Diallel Analysis of Four Maize Traits and a Modified Heterosis Hypothesis

Diallel analysis of quantitative traits has contributed greatly towards improving crops and understanding of heterosis. Nevertheless, the mechanisms of heterosis are still unclear. The objectives of this study were to: (i) investigate whether reciprocal crosses and environments affect heterosis of quantitative traits, such as maize (Zea mays L.) grain yield (GY), kernel number per row (KR), kernel rows per ear (RE), and 100-kernel weight (KW); (ii) determine whether heterosis of a composite quantitative trait (CQT), such as GY, is impacted by heterosis of its inherent component traits (ICTs; i.e., KR, RE, and KW); and (iii) evaluate if current hypotheses and/or theories of heterosis need to be modified.
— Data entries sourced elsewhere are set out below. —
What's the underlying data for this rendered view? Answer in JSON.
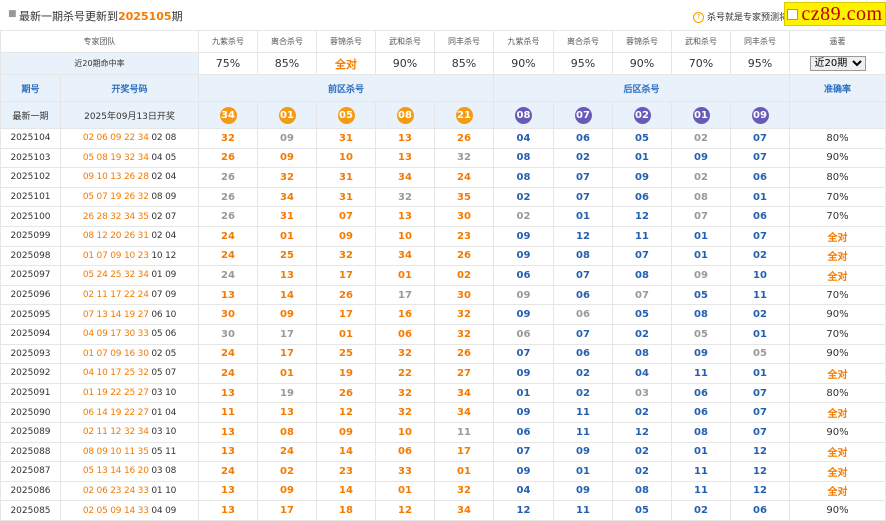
{
  "header": {
    "title_prefix": "最新一期杀号更新到",
    "issue": "2025105",
    "title_suffix": "期",
    "note": "杀号就是专家预测将"
  },
  "brand": {
    "text": "cz89.com"
  },
  "table": {
    "team_label": "专家团队",
    "experts": [
      "九紫杀号",
      "离合杀号",
      "蓉锦杀号",
      "武和杀号",
      "同丰杀号",
      "九紫杀号",
      "离合杀号",
      "蓉锦杀号",
      "武和杀号",
      "同丰杀号"
    ],
    "rank_label": "遥著",
    "rate_label": "近20期命中率",
    "rates": [
      "75%",
      "85%",
      "全对",
      "90%",
      "85%",
      "90%",
      "95%",
      "90%",
      "70%",
      "95%"
    ],
    "period_select": "近20期",
    "col_issue": "期号",
    "col_nums": "开奖号码",
    "front_label": "前区杀号",
    "back_label": "后区杀号",
    "accuracy_label": "准确率",
    "latest_label": "最新一期",
    "latest_date": "2025年09月13日开奖",
    "latest_front": [
      "34",
      "01",
      "05",
      "08",
      "21"
    ],
    "latest_back": [
      "08",
      "07",
      "02",
      "01",
      "09"
    ]
  },
  "rows": [
    {
      "issue": "2025104",
      "front": "02 06 09 22 34",
      "back": "02 08",
      "kf": [
        "32",
        "09",
        "31",
        "13",
        "26"
      ],
      "kb": [
        "04",
        "06",
        "05",
        "02",
        "07"
      ],
      "acc": "80%"
    },
    {
      "issue": "2025103",
      "front": "05 08 19 32 34",
      "back": "04 05",
      "kf": [
        "26",
        "09",
        "10",
        "13",
        "32"
      ],
      "kb": [
        "08",
        "02",
        "01",
        "09",
        "07"
      ],
      "acc": "90%"
    },
    {
      "issue": "2025102",
      "front": "09 10 13 26 28",
      "back": "02 04",
      "kf": [
        "26",
        "32",
        "31",
        "34",
        "24"
      ],
      "kb": [
        "08",
        "07",
        "09",
        "02",
        "06"
      ],
      "acc": "80%"
    },
    {
      "issue": "2025101",
      "front": "05 07 19 26 32",
      "back": "08 09",
      "kf": [
        "26",
        "34",
        "31",
        "32",
        "35"
      ],
      "kb": [
        "02",
        "07",
        "06",
        "08",
        "01"
      ],
      "acc": "70%"
    },
    {
      "issue": "2025100",
      "front": "26 28 32 34 35",
      "back": "02 07",
      "kf": [
        "26",
        "31",
        "07",
        "13",
        "30"
      ],
      "kb": [
        "02",
        "01",
        "12",
        "07",
        "06"
      ],
      "acc": "70%"
    },
    {
      "issue": "2025099",
      "front": "08 12 20 26 31",
      "back": "02 04",
      "kf": [
        "24",
        "01",
        "09",
        "10",
        "23"
      ],
      "kb": [
        "09",
        "12",
        "11",
        "01",
        "07"
      ],
      "acc": "全对"
    },
    {
      "issue": "2025098",
      "front": "01 07 09 10 23",
      "back": "10 12",
      "kf": [
        "24",
        "25",
        "32",
        "34",
        "26"
      ],
      "kb": [
        "09",
        "08",
        "07",
        "01",
        "02"
      ],
      "acc": "全对"
    },
    {
      "issue": "2025097",
      "front": "05 24 25 32 34",
      "back": "01 09",
      "kf": [
        "24",
        "13",
        "17",
        "01",
        "02"
      ],
      "kb": [
        "06",
        "07",
        "08",
        "09",
        "10"
      ],
      "acc": "全对"
    },
    {
      "issue": "2025096",
      "front": "02 11 17 22 24",
      "back": "07 09",
      "kf": [
        "13",
        "14",
        "26",
        "17",
        "30"
      ],
      "kb": [
        "09",
        "06",
        "07",
        "05",
        "11"
      ],
      "acc": "70%"
    },
    {
      "issue": "2025095",
      "front": "07 13 14 19 27",
      "back": "06 10",
      "kf": [
        "30",
        "09",
        "17",
        "16",
        "32"
      ],
      "kb": [
        "09",
        "06",
        "05",
        "08",
        "02"
      ],
      "acc": "90%"
    },
    {
      "issue": "2025094",
      "front": "04 09 17 30 33",
      "back": "05 06",
      "kf": [
        "30",
        "17",
        "01",
        "06",
        "32"
      ],
      "kb": [
        "06",
        "07",
        "02",
        "05",
        "01"
      ],
      "acc": "70%"
    },
    {
      "issue": "2025093",
      "front": "01 07 09 16 30",
      "back": "02 05",
      "kf": [
        "24",
        "17",
        "25",
        "32",
        "26"
      ],
      "kb": [
        "07",
        "06",
        "08",
        "09",
        "05"
      ],
      "acc": "90%"
    },
    {
      "issue": "2025092",
      "front": "04 10 17 25 32",
      "back": "05 07",
      "kf": [
        "24",
        "01",
        "19",
        "22",
        "27"
      ],
      "kb": [
        "09",
        "02",
        "04",
        "11",
        "01"
      ],
      "acc": "全对"
    },
    {
      "issue": "2025091",
      "front": "01 19 22 25 27",
      "back": "03 10",
      "kf": [
        "13",
        "19",
        "26",
        "32",
        "34"
      ],
      "kb": [
        "01",
        "02",
        "03",
        "06",
        "07"
      ],
      "acc": "80%"
    },
    {
      "issue": "2025090",
      "front": "06 14 19 22 27",
      "back": "01 04",
      "kf": [
        "11",
        "13",
        "12",
        "32",
        "34"
      ],
      "kb": [
        "09",
        "11",
        "02",
        "06",
        "07"
      ],
      "acc": "全对"
    },
    {
      "issue": "2025089",
      "front": "02 11 12 32 34",
      "back": "03 10",
      "kf": [
        "13",
        "08",
        "09",
        "10",
        "11"
      ],
      "kb": [
        "06",
        "11",
        "12",
        "08",
        "07"
      ],
      "acc": "90%"
    },
    {
      "issue": "2025088",
      "front": "08 09 10 11 35",
      "back": "05 11",
      "kf": [
        "13",
        "24",
        "14",
        "06",
        "17"
      ],
      "kb": [
        "07",
        "09",
        "02",
        "01",
        "12"
      ],
      "acc": "全对"
    },
    {
      "issue": "2025087",
      "front": "05 13 14 16 20",
      "back": "03 08",
      "kf": [
        "24",
        "02",
        "23",
        "33",
        "01"
      ],
      "kb": [
        "09",
        "01",
        "02",
        "11",
        "12"
      ],
      "acc": "全对"
    },
    {
      "issue": "2025086",
      "front": "02 06 23 24 33",
      "back": "01 10",
      "kf": [
        "13",
        "09",
        "14",
        "01",
        "32"
      ],
      "kb": [
        "04",
        "09",
        "08",
        "11",
        "12"
      ],
      "acc": "全对"
    },
    {
      "issue": "2025085",
      "front": "02 05 09 14 33",
      "back": "04 09",
      "kf": [
        "13",
        "17",
        "18",
        "12",
        "34"
      ],
      "kb": [
        "12",
        "11",
        "05",
        "02",
        "06"
      ],
      "acc": "90%"
    }
  ]
}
Data were obtained from a 12-parent diallel cross (F 1 and reciprocal F 1 ). Heterosis varied among crosses, between reciprocal crosses, and across environments. Further, heterosis of GY, a CQT, was greatly impacted by heterosis of its ICTs. Nonsignificant variances for females × males × year and specific combining ability (SCA) × year interactions for heterosis strongly suggested that the gene expression in both parents and their crosses might be similar or that the same genes from two parental lines might complement each other in crosses and offer additional choices for allele selection in hybrids, which could make hybrid performance stable across environments. Study results helped us propose a modification of Goff’s ‘energy-efficient allele selection’ (EEAS) model. We discuss how the modified model not only explains what previous heterosis theories can explain, but additionally how it can explain certain aspects that previous heterosis theories are unable to explain.